How can parents help children prepare for school?
Some students have not been in a school building for a year. Parents may need to make some preparations, such as:
- Practice Wearing Masks: It is not easy to wear one for hours and families may want to practice.
- Getting used to keeping your distance: If students have only been with family members or other people in their capsule, they may not be used to the idea of staying three to six feet apart. Families need to talk about it and may want to practice it too.

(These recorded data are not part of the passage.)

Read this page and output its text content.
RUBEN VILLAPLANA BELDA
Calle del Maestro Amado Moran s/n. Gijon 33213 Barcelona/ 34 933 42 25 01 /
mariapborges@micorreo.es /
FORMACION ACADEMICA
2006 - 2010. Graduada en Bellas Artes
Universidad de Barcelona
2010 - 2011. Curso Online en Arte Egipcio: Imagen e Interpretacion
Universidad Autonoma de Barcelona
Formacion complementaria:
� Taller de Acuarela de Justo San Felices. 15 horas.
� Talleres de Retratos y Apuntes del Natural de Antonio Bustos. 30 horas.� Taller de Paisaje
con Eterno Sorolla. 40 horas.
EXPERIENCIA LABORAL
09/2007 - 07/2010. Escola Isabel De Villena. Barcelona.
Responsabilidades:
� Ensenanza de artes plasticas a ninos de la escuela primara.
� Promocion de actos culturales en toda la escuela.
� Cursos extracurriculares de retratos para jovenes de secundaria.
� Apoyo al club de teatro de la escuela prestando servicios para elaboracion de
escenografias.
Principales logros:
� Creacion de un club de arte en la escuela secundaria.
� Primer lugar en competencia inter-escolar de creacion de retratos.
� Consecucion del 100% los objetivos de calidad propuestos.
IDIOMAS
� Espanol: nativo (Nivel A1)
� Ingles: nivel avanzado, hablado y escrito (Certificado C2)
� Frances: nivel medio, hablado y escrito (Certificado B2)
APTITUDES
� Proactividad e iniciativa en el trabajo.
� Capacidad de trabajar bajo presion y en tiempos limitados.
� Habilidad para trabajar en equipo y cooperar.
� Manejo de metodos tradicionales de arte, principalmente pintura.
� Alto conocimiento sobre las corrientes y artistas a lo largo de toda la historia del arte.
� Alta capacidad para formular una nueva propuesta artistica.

- Planning your hand washing: Make a habit of doing it at home regularly so that you can remember it more easily at school.
- Changing class schedules: After a year of rolling out of bed (or not) and starting school on the computer, it can be difficult to get up early, get dressed, and commute to school. Earlier bedtime may also be required. It can be helpful to adjust to these schedules a few days in advance.
- Have conversations about what it will be like to be back in class: while children studying online have had to follow the rules of a distant class, they may have forgotten the rules of a personal class. Talk about how it will be different.
- Meal Planning: Meals look different in schools these days, and packing lunch may be your best bet. Planning and shopping (for easy-to-prepare groceries, plus a lunch box and water bottle) can help.
Be prepared for some bumps in the transition and take time each day to talk to your child about their feelings and experiences. It could be an open-ended “high / low” question over dinner, or some other screen-free time where your child can get your full attention. Keep questions open and ask them as supportively as possible.
If you have any questions about your child’s special situation, ask your doctor.